Le jeune homme est arrivé à Porto Rico la semaine dernière. Il fait partie d’un premier groupe de 21 ouvriers agricoles venus de l’Etat du Chiapas, au Mexique, dans le cadre du programme américain de visas H-2A destiné aux travailleurs agricoles temporaires.
Avec cet argent, Abigain Sebastian va pouvoir aider sa mère, qui élève seule sa petite soeur de 14 ans, raconte-t-il, vêtu de manches longues et d’un chapeau pour se protéger des assauts du soleil.
Pour les Portoricains, à l’inverse, 7,25 dollars de l’heure ne suffisent pas, et ce malgré un taux de chômage de 9,2%.
En raison de la pandémie, comme dans le reste des territoires américains, les chômeurs de Porto Rico reçoivent en complément de leurs indemnités, une aide de 300 dollars par semaine prévue dans le gigantesque plan de relance économique promulgué par Joe Biden début mars.
Juan Santiago, qui vit près de la ferme Gonzalez, a perdu son emploi en février et a ainsi vu disparaître son salaire de 290 dollars par semaine.
Il touche pourtant à l’heure actuelle 540 dollars par semaine, ce qui comprend son allocation chômage et cette aide de 300 dollars récemment adoptée.

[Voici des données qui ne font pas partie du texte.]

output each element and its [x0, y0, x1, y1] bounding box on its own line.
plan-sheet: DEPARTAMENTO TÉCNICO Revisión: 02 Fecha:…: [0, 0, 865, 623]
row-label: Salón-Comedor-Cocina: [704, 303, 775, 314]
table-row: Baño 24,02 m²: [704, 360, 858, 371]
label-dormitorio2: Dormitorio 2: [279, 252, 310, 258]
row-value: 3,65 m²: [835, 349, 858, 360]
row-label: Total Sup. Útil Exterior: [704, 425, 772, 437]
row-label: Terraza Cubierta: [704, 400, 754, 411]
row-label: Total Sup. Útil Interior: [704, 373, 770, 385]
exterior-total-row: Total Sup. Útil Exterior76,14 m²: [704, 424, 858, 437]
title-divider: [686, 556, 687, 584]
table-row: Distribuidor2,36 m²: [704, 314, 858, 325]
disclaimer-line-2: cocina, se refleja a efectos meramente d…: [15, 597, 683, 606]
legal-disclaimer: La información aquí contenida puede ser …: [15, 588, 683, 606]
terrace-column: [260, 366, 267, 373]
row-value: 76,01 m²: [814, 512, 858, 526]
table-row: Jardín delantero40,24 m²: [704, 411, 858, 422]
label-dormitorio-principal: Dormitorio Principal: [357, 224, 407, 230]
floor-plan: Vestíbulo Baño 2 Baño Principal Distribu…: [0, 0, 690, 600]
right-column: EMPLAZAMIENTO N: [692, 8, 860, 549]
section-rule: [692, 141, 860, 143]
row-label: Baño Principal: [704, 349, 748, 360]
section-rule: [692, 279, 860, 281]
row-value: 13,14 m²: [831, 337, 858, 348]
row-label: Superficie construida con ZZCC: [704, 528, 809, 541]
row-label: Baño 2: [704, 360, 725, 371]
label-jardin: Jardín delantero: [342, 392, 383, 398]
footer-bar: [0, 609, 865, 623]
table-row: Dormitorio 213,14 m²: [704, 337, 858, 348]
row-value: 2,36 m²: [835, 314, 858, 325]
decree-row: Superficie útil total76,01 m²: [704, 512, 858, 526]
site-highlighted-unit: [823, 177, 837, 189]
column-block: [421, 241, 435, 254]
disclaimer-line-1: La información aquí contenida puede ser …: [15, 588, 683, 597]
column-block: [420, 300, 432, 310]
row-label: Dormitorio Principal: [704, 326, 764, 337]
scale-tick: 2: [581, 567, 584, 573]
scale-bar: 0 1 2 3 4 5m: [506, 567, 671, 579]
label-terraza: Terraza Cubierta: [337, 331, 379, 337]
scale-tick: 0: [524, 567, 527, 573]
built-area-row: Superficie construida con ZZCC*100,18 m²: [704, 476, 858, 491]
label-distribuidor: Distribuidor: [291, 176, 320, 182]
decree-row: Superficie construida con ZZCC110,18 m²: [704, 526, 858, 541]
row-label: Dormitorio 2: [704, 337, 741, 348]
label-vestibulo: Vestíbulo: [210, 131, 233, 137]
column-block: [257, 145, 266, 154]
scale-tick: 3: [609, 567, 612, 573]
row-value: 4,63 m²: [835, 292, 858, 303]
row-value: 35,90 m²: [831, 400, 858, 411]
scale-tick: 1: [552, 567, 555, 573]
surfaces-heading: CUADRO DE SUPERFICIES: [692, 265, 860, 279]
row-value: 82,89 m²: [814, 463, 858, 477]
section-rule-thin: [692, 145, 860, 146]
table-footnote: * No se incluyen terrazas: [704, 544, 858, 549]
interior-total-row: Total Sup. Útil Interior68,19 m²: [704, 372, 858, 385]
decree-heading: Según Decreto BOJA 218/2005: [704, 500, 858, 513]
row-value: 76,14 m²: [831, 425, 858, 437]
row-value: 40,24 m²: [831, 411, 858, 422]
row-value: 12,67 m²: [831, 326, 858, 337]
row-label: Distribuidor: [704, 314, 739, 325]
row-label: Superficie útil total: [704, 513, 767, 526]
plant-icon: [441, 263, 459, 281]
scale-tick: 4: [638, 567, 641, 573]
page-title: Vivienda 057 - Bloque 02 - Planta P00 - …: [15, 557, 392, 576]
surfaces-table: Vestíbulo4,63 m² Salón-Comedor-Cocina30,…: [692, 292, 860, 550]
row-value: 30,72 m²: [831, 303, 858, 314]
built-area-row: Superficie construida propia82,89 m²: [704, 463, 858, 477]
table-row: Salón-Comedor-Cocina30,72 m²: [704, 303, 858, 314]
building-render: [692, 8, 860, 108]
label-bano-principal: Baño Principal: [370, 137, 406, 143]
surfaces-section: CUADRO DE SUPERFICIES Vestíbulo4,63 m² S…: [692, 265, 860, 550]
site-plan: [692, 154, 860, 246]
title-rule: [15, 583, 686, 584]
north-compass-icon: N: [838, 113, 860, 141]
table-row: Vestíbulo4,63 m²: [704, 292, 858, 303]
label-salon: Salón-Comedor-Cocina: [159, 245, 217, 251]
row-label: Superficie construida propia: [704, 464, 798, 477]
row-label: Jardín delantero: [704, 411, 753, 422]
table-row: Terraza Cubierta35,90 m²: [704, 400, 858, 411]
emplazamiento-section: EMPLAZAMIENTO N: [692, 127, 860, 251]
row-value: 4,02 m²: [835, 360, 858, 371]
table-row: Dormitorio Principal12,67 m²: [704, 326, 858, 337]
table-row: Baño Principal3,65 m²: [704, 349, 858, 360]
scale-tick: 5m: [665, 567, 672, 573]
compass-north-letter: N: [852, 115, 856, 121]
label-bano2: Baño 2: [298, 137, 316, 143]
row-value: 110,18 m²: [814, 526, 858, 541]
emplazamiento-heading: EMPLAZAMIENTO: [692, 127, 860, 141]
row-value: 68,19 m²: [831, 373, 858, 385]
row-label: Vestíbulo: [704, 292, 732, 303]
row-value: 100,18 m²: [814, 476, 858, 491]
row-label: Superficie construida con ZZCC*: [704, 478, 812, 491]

« J’ai une meilleure situation que lorsque je travaillais », note M. Santiago auprès de l’AFP. « Je n’aurais pas pu gagner autant à la ferme. Le salaire est faible pour les travailleurs dans les fermes. Un autre problème, c’est le soleil », ajoute-t-il.
Une poignée d’Etats américains, comme le Texas et la Pennsylvanie, ont instauré comme à Porto Rico le salaire minimum fédéral de 7,25 dollars par heure. La plupart des autres Etats ont de leur côté mis en place un salaire minimum autour de 10 dollars de l’heure, selon les chiffres du ministère américain du Travail.
Conséquence logique
Pour l’économiste José J. Villamil, le marché du travail à Porto Rico « dysfonctionne ».
« Comme il y a un écart important entre les salaires sur l’île et dans les autres Etats américains, pour un travailleur portoricain, il est relativement facile d’aller sur le continent et de bénéficier d’une paie plus élevée », écrivait-il lundi dans le journal local, El Nuevo Dia.
Les aides liées à la pandémie sont un autre facteur perturbateur. « Evidemment, l’intérêt de travailler pour 7,25 dollars se perd, et c’est logique », analyse-t-il.
Porto Rico a besoin de 1.000 à 1.500 ouvriers agricoles, selon Hector Cordero, président de l’association des agriculteurs de l’île, qui a précisé à l’antenne d’une radio locale qu’un groupe de travailleurs honduriens devait bientôt arriver.
Si le propriétaire de la ferme Gonzalez, Carlos Gonzalez, accuse ses compatriotes d’avoir perdu « la culture du travail », il reconnaît que la fuite de main-d’oeuvre n’est pas seulement due aux aides fédérales.
Cet archipel des Caraïbes a été frappé coup sur coup par deux ouragans de catégorie quatre et une série de tremblements de terre qui ont accentué la crise financière qui sévissait déjà depuis une décennie.
« Et avec la pandémie, je ne vous raconte même pas », déplore M. Gonzalez.
A cause de ces crises permanentes, Porto Rico qui compte 3,1 millions d’habitants a vu sa population diminuer de 14,3% par rapport à 2010, selon le Bureau du recensement américain.
« Tout s’est accumulé et la main-d’oeuvre s’est évaporée », résume Carlos Gonzalez, qui cultive sur son exploitation des bananes, des tomates, des oignons et des citrouilles.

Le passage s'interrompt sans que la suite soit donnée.